Moisture, instability, shear and trigger will all be there, and I've got the corresponding maps below. But to summarize: dewpoints will be in the mid to upper teens; MLCAPE will be in excess of 1000 and, in some cases, 2000 J/kg; shear will be plentiful, with deep shear around 50 knots and 0-1 km shear around 30; the triggers will be numerous, including likely seabreeze interactions as well as a cold front.
So, what could happen?
Scenario 1) the warm sector lights up with tornadic supercells
Scenario 2) the warm sector is clagged in with low cloud and fog, eliminating any severe weather threat
Scenario 3) the warm sector is capped, leading to only cold front convection
Scenario 1 seems to be fairly likely right now, although there may be so many storms that they destructively interfere with one another. Scenario 2 looks unlikely, as for that to happen you need to have a strong inversion due to really warm air aloft (~850 mb) to trap things, and that's not currently forecast. Scenario 3 also looks unlikely, as there's little cap to speak of forecast.

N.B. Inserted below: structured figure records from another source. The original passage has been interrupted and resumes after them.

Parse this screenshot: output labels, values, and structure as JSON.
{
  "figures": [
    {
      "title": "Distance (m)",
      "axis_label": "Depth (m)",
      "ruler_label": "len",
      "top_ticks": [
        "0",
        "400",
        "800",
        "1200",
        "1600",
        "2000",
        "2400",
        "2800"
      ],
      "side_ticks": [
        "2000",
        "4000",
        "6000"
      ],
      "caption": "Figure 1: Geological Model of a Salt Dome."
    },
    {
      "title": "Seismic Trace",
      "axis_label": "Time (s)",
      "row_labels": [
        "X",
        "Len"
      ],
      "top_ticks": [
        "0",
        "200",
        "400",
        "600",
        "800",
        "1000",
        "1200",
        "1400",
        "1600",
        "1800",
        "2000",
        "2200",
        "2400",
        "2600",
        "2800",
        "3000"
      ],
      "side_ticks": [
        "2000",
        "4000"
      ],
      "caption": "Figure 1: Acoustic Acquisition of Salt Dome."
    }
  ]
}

The most favourable juxtaposition of instability and shear looks to be from about central Louisiana to western Mississippi, with a second area in southern Alabama. That being said, it appears that the strength of tornadoes may be somewhat mitigated because of what the forecast soundings in the warm sector are showing: modest, at most, low-level instability, usually necessary for strong low-level vertical motion. As well, low-level turning of the winds isn't tremendous, albeit adequate for tornadic supercells. If winds can back locally, though, then that'll increase the helicity a lot.
The place where forecast soundings do show stronger low-level instability is in western Louisiana, that being along the cold front. So if the cold front isn't too aggressive and surface winds can stay backed, the area of strongest storms and highest tornado chances would be here.
Last two things about these storms: they are going to have low cloud bases. As in almost at the ground. So any storms that do form will make it very dark, almost impossible to see what's coming. Second, a lot of these storms could go well after nightfall. If, indeed, they do contain tornadoes, this would be the most dangerous time--tornadoes at night are that much more dangerous.
I hope people keep an eye on the weather on the Gulf Coast on Christmas Day.